Johnson & Johnson is trading just above its 10-year normal P/E ratio of 15.5. If I didn't already hold a full position in JNJ, I'd be tempted to add here.
Exxon Mobil's current dividend yield is exceeding its average annual dividend yield for each of the last 16 years. Due to the fact that oil prices seem to shrink to new lows every day, XOM is now yielding 4%. I believe XOM is a long-term energy sector survivor. So, for me, XOM's current price is quite tempting!
I have decided to make it my #1 priority to build our portfolio's holdings so that core/foundational positions generate more than 50% of our portfolio's total dividend income. My mission -- which I've dubbed "Project: Shore Up the Foundation!" -- is underway!
While I've been writing this article, I have purchased add-ons to some of our foundational stocks: Duke Energy, 3M (NYSE:MMM), Alliant Energy (NYSE:LNT), NextEra Energy (NYSE:NEE), Coca-Cola, and Johnson & Johnson. Even so, we are still shy of our >50% targets (although we are inching closer!). Our portfolio's core holdings now drive 49.3% of our total dividend income, while income generated from the defensive sectors comprises 48.9% of our portfolio's total dividend income.
Since I am still short of my goals, I'm glad I have a roadmap for future purchases.
I hope this article helps you crystallize your thinking about the stocks you want to purchase next for your DGI portfolio.
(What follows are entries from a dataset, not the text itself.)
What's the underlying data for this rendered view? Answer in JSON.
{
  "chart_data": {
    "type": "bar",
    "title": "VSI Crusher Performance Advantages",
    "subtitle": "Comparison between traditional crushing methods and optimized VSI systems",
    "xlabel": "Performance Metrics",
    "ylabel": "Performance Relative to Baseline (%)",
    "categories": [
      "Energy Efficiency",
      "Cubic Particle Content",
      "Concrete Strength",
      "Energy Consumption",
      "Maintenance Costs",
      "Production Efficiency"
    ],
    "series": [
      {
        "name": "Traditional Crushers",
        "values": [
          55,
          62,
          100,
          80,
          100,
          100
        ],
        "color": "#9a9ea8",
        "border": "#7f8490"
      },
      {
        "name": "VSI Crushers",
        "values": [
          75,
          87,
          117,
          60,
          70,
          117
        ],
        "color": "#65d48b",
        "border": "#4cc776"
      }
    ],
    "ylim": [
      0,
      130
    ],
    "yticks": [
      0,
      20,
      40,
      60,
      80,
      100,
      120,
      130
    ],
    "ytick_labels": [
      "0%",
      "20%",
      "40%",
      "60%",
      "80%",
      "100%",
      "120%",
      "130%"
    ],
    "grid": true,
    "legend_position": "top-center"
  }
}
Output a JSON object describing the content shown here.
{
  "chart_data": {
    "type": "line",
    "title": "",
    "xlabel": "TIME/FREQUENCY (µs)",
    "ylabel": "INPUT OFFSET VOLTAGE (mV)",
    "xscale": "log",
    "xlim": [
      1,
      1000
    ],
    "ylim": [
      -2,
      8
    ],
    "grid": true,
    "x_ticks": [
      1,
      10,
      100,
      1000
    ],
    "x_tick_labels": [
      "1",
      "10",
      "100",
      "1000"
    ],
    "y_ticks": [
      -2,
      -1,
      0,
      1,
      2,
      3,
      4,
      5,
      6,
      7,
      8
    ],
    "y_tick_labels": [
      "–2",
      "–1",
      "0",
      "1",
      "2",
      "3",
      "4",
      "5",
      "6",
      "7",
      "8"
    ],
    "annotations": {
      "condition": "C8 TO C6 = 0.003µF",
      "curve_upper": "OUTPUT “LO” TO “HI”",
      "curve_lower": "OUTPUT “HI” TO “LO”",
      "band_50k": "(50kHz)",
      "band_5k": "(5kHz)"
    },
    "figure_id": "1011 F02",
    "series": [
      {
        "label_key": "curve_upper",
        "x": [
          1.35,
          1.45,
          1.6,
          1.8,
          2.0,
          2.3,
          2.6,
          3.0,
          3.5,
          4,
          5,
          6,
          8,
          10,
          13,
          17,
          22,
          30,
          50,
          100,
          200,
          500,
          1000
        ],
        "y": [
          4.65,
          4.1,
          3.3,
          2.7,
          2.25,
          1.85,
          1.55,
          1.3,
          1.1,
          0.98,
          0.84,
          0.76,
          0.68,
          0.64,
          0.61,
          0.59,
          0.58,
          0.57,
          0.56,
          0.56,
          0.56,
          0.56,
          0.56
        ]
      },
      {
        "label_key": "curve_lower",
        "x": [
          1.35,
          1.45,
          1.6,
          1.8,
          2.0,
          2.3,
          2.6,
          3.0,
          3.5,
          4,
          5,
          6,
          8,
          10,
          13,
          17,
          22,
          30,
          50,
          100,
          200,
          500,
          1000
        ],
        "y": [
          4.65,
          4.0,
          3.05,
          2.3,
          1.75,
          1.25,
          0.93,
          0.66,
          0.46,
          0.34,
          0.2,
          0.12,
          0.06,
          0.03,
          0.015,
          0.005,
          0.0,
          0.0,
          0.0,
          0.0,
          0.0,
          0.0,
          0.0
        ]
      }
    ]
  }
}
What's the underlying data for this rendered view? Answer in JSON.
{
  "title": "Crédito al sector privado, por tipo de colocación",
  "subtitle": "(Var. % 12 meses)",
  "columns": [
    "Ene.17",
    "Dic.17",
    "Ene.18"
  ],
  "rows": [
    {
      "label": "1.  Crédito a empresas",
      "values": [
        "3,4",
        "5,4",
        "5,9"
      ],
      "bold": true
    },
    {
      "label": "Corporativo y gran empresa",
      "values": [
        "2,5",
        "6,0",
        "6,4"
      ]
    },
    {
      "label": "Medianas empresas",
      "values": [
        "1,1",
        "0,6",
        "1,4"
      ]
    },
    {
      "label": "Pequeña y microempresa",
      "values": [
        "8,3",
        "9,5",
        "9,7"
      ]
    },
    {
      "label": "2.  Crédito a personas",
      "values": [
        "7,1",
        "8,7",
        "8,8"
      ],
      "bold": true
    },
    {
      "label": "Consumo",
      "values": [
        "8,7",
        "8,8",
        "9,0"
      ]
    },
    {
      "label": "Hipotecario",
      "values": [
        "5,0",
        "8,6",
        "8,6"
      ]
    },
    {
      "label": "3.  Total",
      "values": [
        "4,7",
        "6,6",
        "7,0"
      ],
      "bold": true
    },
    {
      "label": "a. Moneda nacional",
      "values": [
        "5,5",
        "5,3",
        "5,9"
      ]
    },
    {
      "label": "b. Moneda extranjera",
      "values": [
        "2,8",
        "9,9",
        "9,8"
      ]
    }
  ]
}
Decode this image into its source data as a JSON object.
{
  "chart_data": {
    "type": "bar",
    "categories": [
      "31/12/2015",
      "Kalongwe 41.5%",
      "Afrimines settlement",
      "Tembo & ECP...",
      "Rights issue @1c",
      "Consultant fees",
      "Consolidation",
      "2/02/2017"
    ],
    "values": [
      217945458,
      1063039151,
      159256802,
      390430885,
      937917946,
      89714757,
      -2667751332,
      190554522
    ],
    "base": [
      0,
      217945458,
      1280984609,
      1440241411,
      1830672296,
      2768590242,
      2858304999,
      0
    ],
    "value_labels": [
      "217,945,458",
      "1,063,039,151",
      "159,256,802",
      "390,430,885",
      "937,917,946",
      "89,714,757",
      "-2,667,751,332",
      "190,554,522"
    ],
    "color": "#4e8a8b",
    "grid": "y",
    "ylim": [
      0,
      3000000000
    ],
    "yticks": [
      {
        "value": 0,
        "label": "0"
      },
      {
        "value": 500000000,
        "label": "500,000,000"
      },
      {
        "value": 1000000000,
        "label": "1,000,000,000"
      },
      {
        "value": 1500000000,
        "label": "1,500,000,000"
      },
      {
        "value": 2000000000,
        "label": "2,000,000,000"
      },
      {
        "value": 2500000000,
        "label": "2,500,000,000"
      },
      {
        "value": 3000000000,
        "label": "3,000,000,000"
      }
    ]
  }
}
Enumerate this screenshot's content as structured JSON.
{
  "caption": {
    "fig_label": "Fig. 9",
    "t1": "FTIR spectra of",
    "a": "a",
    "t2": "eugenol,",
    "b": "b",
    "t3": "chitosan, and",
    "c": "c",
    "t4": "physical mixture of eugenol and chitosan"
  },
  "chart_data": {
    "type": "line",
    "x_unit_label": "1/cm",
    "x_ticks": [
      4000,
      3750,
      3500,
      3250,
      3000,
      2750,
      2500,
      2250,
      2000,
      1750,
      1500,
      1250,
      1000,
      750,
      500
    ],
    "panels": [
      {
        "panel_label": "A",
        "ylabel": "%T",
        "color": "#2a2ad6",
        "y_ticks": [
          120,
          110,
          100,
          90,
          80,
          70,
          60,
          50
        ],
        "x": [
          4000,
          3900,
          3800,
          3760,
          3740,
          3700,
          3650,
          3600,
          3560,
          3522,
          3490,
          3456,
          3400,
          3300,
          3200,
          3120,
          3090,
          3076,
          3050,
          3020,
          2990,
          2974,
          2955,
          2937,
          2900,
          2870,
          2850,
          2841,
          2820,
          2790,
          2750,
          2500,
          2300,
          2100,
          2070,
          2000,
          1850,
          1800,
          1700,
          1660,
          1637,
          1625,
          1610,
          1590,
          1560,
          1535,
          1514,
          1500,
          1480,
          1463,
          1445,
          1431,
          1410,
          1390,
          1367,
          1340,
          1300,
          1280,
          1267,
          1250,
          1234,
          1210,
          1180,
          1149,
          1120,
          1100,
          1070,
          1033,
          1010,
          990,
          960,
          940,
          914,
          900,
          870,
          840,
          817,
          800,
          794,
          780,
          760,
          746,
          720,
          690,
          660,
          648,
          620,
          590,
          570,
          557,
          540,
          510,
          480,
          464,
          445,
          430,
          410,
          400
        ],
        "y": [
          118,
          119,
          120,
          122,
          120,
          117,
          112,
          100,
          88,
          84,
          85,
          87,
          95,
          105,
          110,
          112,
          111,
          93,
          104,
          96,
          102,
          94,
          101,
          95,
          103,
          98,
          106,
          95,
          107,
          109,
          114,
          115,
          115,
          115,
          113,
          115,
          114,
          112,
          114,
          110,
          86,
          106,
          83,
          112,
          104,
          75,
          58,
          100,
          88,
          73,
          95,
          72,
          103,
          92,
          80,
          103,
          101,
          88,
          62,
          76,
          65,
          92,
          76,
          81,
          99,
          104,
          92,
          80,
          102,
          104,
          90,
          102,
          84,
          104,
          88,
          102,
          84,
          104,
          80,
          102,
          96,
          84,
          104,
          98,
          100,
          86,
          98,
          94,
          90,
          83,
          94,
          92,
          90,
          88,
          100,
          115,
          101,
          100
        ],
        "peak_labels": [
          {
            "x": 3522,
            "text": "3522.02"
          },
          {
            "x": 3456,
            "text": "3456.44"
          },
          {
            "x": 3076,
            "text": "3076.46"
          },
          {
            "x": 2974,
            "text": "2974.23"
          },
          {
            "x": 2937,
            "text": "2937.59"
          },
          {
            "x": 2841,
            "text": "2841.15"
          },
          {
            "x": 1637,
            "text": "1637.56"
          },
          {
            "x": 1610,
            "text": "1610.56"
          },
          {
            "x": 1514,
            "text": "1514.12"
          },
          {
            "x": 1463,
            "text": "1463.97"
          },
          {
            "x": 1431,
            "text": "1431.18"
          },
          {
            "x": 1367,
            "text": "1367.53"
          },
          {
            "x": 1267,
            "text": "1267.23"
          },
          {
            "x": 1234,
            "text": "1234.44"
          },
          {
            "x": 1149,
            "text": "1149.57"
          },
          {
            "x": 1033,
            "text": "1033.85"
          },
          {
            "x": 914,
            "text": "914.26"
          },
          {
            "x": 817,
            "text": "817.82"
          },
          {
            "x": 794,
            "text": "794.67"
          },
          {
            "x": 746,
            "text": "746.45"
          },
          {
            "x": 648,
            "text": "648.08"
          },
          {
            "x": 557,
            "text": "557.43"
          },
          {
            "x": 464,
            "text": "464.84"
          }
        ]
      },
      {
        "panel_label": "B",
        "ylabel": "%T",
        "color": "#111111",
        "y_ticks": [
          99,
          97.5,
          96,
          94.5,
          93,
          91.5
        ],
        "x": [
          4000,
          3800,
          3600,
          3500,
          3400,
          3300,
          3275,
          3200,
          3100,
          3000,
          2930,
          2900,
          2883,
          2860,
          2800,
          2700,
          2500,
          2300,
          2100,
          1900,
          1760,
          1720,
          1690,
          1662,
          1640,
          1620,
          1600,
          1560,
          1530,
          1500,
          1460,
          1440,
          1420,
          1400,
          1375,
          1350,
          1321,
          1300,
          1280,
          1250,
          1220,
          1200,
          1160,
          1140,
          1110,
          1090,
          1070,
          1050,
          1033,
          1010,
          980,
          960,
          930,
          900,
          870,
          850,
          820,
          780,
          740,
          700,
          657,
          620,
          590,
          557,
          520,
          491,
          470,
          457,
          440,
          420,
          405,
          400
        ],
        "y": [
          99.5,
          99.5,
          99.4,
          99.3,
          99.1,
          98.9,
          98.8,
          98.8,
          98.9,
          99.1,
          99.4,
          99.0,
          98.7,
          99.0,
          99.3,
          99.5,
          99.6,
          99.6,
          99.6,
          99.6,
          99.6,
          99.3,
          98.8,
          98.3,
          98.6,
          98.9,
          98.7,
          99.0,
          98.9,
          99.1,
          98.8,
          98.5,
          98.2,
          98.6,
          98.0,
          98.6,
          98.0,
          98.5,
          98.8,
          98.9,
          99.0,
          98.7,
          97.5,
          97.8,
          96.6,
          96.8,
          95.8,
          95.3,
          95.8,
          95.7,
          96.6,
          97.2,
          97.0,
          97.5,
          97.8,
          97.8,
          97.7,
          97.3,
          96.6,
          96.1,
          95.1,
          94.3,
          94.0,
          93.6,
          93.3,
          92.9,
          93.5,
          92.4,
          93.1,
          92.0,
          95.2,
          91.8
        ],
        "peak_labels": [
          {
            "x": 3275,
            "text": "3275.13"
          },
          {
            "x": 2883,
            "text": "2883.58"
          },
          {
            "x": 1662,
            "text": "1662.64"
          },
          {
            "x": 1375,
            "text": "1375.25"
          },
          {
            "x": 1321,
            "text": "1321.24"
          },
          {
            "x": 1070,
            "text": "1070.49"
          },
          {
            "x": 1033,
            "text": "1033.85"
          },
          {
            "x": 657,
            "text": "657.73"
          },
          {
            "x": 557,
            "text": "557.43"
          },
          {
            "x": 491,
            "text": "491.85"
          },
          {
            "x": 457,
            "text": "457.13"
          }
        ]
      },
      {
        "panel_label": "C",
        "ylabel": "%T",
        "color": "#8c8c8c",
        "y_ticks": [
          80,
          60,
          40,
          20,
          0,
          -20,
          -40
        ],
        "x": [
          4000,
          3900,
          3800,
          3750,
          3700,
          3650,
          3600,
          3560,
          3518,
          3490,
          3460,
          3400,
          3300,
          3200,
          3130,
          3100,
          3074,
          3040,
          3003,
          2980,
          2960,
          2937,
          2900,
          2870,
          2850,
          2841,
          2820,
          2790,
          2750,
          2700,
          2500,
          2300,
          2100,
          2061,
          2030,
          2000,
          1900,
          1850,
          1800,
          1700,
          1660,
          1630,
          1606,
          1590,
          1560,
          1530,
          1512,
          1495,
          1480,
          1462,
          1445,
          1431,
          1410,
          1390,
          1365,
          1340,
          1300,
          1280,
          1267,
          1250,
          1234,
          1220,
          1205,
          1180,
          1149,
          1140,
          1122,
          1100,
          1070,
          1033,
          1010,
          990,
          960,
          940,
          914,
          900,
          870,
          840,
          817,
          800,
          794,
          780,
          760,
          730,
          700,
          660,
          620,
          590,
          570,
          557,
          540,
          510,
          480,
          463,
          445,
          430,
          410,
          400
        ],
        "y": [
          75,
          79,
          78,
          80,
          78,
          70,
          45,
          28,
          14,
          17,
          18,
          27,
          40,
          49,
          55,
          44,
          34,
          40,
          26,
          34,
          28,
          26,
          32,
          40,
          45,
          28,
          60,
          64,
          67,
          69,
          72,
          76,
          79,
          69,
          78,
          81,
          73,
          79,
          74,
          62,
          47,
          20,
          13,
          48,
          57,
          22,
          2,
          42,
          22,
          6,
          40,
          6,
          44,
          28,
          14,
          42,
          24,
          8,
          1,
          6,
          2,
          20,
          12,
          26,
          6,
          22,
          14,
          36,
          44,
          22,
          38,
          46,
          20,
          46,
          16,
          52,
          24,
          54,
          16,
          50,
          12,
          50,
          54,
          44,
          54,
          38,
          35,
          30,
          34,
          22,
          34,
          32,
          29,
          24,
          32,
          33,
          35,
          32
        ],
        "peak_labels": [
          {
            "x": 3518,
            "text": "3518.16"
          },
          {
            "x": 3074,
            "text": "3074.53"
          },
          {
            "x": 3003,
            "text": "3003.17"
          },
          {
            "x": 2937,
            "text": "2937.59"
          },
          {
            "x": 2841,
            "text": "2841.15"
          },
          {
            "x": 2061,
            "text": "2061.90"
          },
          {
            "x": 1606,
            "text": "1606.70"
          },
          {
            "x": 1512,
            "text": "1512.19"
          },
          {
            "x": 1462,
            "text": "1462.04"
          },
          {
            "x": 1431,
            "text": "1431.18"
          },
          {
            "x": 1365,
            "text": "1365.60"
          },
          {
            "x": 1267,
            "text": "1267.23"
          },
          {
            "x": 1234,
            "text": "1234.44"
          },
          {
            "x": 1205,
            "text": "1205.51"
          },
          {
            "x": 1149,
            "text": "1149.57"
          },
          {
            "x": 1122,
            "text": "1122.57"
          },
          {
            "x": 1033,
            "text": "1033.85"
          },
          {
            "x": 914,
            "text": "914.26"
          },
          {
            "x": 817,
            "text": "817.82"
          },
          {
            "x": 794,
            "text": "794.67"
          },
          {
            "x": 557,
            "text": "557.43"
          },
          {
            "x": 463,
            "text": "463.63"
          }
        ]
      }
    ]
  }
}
Which stocks are in your sights?
Disclosure: I am/we are long ABBV, AVA, BBL, BMY, CAT, CBRL, CCP, CLX, CMCSA, COP, CVX, D, DE, DEO, DLR, DUK, ED, EMR, EPD, GAS, GE, GIS, HCP, IBM, JNJ, KHC, KMB, KMI, KO, LMT, LNT, MAIN, MAT, MCD, MMM, MMP, MO, NEE, NOK, O, OHI, OMI, PEP, PFE, PG, PM, SCG, SEP, SO, SYY, T, TGT, TUP, UL, UPS, VOD, VTR, VZ, WEC, WFC, WMT, WPC, WTR, XEL, XOM, ZMH.
I wrote this article myself, and it expresses my own opinions. I am not receiving compensation for it (other than from Seeking Alpha). I have no business relationship with any company whose stock is mentioned in this article.